Eminent Domain … Not Eminent News
The other day, as I was flipping through the cable news networks over my typical ramen dinner, I was caught off guard by a warning that I was in grave danger. It wasn’t just me though; all Americans were in grave danger. Our homes were going to be taken away, and there wasn’t a damn thing we could do about it.
After deciding that the term “public use” could be interpreted as “public purpose,” the Supreme Court upheld a city’s right to force citizens from their homes for the purpose of commercial development. A civil rights attorney was bashing the decision in a fury of passion on MSNBC. The implications of this decision are far-reaching, she said, and all Americans are now in danger of losing their homes to large corporations that are out to squeeze as much profit as possible. Cities had been given broad deference to do whatever they please with their citizens’ property.
The media’s spin doctors were at it again, I thought, blowing small changes way out of proportion like they always were. And this performance was one effort even Karl Rove could appreciate. Boy, she was livid!
Despite my skepticism of the media’s ability to fairly cover the important issues, this coverage caught and held my attention. It truly was an interesting issue, and the consequences, exaggerated as they may have been depicted, really did have potential to change the lives of many Americans. I watched for a while, finished my dinner, and went back to my room figuring I’d hear more about it in upcoming days.
A few days later, I flipped through the cable news networks again. Slew of east coast shark attacks, who’s next? Kids play T-ball on the White House lawn. Tony Blair’s son takes internship at House of Representatives. Suspect in Holloway case released due to lack of evidence, mother outraged. No eminent domain case? The day the decision was issued this was a hot topic, and was covered by seemingly every cable news network. I gave it another day.
Sure enough, more shark attacks. But it’s a good thing I checked because there was an even bigger story: that’s right; they’ve taken down the Ten Commandments in Kentucky.
I pulled up the Web sites of CNN, MSNBC, and Fox News. Other than the few outdated articles on Fox and the original Associated Press report on the others, I found little on the eminent domain case and its aftermath.
It seemed that before the debate could really unfold, a weekend passed and new issues surfaced. Luckily these were important things like shark attacks, T-ball, and static murder cases … you know, the things that don’t happen at least every year, or there might be reason to be upset. Yeah, right.
I was disappointed. I wanted to know what would come of this ground-breaking ruling. So, I did some musing of my own.
At its core, this decision is frightening. Not only is it troubling to see even greater government support for the largest corporations in America, but the fact that the decision to seize private property for commercial use now rests solely in the hands of interested parties (i.e. community elites easily swayed by corporations with deep pockets) really got to me.
For those citizens of New London, Connecticut fighting to save their homes and putting everything they own at stake to do it, it’s truly a tragedy. When it began, all they wanted was to keep the property they rightfully owned and loved. But, once the costs of resisting far exceeded the personal cost of giving in and moving out, it became a fight for a nobler cause: pitting disempowered against powerful and testing power with principle.
Now, only time will tell how the future unravels. For those of you in zip code 90210, not to worry, you are fine. Back Bay, Boston, likewise. The rest of you, I’m not so sure, but consider the following.

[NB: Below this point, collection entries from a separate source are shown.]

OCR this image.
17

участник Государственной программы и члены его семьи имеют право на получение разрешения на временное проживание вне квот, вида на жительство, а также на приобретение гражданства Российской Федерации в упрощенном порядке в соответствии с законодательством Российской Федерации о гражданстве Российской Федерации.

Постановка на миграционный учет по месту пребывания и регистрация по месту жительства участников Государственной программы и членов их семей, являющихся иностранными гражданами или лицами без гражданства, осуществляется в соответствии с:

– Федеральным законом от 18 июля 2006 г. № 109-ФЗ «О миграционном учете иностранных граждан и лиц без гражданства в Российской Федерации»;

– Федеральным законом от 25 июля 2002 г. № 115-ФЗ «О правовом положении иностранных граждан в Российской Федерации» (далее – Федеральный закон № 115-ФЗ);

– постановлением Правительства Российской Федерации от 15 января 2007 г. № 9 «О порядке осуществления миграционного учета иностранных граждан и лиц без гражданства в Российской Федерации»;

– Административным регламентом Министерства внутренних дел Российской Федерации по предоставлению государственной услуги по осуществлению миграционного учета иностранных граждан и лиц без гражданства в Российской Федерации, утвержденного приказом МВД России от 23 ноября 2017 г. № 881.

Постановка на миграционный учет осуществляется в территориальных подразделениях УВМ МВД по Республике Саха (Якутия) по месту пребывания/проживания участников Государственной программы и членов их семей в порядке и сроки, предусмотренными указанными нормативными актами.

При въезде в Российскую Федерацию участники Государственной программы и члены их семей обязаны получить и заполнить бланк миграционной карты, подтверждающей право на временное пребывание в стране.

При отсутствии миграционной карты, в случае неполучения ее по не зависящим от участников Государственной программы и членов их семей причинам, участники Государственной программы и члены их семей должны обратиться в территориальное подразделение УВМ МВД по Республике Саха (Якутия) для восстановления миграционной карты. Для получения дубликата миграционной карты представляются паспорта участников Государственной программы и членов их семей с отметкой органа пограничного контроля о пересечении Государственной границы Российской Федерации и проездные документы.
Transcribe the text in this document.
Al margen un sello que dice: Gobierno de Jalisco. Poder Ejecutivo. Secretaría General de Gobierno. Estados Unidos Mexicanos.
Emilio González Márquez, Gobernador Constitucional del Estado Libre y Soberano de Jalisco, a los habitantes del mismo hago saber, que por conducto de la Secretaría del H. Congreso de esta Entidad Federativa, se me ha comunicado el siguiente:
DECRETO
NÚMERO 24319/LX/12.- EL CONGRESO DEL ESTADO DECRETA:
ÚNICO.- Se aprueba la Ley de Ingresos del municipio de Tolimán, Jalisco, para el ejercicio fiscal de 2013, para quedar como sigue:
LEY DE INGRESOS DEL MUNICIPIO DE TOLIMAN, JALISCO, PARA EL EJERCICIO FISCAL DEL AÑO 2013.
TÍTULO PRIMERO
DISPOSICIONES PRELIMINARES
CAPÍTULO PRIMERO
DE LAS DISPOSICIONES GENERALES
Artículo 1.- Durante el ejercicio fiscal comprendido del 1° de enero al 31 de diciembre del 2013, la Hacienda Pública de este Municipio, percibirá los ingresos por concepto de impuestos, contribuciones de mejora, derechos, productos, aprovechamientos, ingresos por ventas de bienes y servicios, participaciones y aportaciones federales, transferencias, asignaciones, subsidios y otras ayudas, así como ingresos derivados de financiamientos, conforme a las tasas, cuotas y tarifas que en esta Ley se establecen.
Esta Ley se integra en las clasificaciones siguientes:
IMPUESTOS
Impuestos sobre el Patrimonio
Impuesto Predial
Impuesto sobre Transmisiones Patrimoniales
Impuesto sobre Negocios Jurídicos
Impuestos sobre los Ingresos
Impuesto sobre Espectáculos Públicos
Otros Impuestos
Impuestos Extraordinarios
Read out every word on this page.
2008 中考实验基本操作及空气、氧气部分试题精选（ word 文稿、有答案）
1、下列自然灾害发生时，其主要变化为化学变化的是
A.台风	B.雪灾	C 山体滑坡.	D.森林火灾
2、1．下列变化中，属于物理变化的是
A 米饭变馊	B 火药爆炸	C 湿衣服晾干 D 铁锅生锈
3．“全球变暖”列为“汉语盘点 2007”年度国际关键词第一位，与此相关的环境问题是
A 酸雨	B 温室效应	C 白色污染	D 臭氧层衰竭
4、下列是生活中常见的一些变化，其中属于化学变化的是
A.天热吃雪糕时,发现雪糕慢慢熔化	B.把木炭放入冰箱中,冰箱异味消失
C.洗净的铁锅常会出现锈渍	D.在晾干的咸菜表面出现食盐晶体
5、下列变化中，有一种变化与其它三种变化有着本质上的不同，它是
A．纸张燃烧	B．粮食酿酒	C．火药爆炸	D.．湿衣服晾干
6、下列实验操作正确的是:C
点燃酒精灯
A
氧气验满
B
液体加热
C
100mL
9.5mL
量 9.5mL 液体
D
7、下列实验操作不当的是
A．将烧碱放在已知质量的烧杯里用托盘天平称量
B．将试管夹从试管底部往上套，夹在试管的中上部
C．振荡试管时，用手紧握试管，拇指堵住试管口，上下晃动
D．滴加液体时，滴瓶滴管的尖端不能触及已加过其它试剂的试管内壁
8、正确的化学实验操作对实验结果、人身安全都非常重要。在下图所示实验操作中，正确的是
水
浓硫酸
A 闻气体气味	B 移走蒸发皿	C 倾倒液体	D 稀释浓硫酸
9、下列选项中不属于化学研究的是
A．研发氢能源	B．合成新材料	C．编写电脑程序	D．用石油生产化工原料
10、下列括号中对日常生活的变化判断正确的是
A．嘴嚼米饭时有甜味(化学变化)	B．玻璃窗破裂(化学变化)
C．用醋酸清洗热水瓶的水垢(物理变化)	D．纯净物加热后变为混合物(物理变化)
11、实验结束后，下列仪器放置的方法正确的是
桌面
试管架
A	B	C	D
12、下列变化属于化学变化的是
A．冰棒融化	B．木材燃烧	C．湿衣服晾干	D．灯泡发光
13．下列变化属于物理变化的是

States can individually attenuate eminent domain authority to protect rights as federalism allows. Externalities such as potential legal battles and PR fights will make abuse of eminent domain less attractive to potential developers and large companies seeking to expand. After all, nobody wants the reputation of being a home wrecker.
And hopefully, people will be more cautious about choosing their local officials, a change many cities could benefit from.
Yet, I still worry about the disempowered. Lacking the finances to stage a legal battle, the political clout to raise a media stink, and the resources to pursue other options, many will probably be forced to give in. This isn’t the worst of it.
The truly sad story is that now we care more about seeing or not seeing the Ten Commandments in our local courtroom than the future of our most fundamental protections. Our news carriers care more about glamour, ratings, and controversy for the sake of controversy than they do about delivering the political dialogue that makes democracy effective. And, as much as I’d hate to admit it, the spin doctors had it right one day. At least somebody cared.
Spin doctors, if you’re out there, thank you. Oh, and one other thing, if it really matters, spin your little brains out, but in the meantime, calm down! You’ll have a heart attack.
Nicholas Haschka, a Nuclear Engineering major, is a member of the Class of 2008.